Jordan recalls being berated by some in the community, but she says her struggles pale in comparison to those enslaved. She’s says she hoping the exhibit can help the southern Maryland community reconcile the past.

Eric Colvin, commissioner of St. Mary’s County, presented the college with a proclamation.

“It we keep our skeletons hidden in the closet we steal the legacy of those whose lives were already stolen from them,” Colvin said. “We encourage the citizens of St. Mary’s County to take this opportunity to learn more about the history of our community.”

Driving home the connection from the enslaved past to the current day was Jelani Cobb, the keynote speaker for the virtual presentation and a writer for The New Yorker.

“We look around now we can see slaveries figure prints in the health disparities that we’ve witnessed and fatality disparities that we’ve seen amid the COVID-19 pandemic,” Cobb said. “In the legacy of brutality at the hands of law enforcement that dates back to the institution of slavery and which we continue to witness in the society to this day.”

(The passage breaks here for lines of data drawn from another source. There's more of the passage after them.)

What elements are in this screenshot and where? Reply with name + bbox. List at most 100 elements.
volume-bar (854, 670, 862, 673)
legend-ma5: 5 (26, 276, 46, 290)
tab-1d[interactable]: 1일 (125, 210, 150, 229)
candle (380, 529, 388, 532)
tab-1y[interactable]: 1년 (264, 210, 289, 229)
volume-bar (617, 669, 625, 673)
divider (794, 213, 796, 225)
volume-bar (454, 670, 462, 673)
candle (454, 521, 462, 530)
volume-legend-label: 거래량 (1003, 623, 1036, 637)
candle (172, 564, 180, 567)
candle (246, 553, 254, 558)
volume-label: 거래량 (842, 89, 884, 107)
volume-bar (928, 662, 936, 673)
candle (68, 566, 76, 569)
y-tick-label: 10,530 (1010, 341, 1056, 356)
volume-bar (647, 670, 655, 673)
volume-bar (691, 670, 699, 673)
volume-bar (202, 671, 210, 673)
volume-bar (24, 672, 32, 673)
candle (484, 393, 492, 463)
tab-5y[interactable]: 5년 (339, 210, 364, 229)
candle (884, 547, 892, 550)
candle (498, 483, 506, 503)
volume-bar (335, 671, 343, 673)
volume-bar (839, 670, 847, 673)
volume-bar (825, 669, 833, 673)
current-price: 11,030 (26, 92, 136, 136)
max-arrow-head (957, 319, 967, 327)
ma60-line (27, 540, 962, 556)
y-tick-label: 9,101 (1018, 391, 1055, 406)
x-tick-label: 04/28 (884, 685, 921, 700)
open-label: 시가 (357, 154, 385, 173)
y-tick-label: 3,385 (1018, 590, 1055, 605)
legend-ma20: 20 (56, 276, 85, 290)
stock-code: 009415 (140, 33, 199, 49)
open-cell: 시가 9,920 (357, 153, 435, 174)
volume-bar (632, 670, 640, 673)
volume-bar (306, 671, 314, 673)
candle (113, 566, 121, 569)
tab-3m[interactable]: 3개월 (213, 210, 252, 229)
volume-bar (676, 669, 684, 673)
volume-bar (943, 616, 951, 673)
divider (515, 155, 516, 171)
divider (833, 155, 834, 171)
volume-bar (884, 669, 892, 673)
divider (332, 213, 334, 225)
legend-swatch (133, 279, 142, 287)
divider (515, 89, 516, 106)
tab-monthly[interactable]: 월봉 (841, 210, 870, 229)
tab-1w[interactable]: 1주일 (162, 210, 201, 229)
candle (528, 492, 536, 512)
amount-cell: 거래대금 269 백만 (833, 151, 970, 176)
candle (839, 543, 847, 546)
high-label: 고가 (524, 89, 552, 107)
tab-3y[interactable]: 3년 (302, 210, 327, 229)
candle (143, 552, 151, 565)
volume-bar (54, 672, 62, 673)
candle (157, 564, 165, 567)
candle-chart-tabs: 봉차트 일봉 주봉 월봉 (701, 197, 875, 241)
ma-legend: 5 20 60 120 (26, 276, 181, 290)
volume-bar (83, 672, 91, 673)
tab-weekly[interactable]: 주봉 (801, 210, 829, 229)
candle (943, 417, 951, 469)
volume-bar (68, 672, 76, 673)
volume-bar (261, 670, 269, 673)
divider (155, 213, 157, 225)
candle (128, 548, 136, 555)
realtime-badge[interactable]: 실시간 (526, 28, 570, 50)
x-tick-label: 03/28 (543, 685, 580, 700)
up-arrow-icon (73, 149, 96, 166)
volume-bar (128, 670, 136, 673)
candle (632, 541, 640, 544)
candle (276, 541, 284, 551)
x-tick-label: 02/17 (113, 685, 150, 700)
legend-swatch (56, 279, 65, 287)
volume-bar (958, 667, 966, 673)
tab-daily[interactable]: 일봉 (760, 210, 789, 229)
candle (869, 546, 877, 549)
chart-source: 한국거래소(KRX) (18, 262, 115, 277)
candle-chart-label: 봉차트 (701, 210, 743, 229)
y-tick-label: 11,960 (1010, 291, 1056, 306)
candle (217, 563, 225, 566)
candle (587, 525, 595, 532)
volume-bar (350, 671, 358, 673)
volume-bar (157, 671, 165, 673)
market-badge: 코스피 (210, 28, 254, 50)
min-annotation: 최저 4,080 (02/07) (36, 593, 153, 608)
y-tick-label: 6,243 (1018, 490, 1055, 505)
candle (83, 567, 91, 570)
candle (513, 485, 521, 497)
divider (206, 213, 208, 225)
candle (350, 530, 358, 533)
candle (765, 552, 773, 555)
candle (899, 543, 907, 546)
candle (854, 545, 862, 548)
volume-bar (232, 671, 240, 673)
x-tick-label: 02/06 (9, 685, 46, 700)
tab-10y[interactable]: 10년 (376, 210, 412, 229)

The college and the community are just two of many historical sites in the region trying to come to terms with their historical connection to slavery. In September 2016, Georgetown University President John DeGioia announced the school would provide preferential status to students who are descendants of the 272 slaves that were sold off to pay the university’s debt over 200 years ago. In April 2019, Georgetown University students approved a non-binding referendum to  assess a fee of $27.20 per semester that would go toward programs where direct descendants of the people sold now live,

In September 2019, Maryland erected a memorial to honor the more than 40 black men who were lynched in the state between 1854 and 1933. The state also began a lynching truth and reconciliation commission to find ways to honor, remember, and teach younger generations about the state’s role in domestic terrorism. The commission released an interim report two months ago.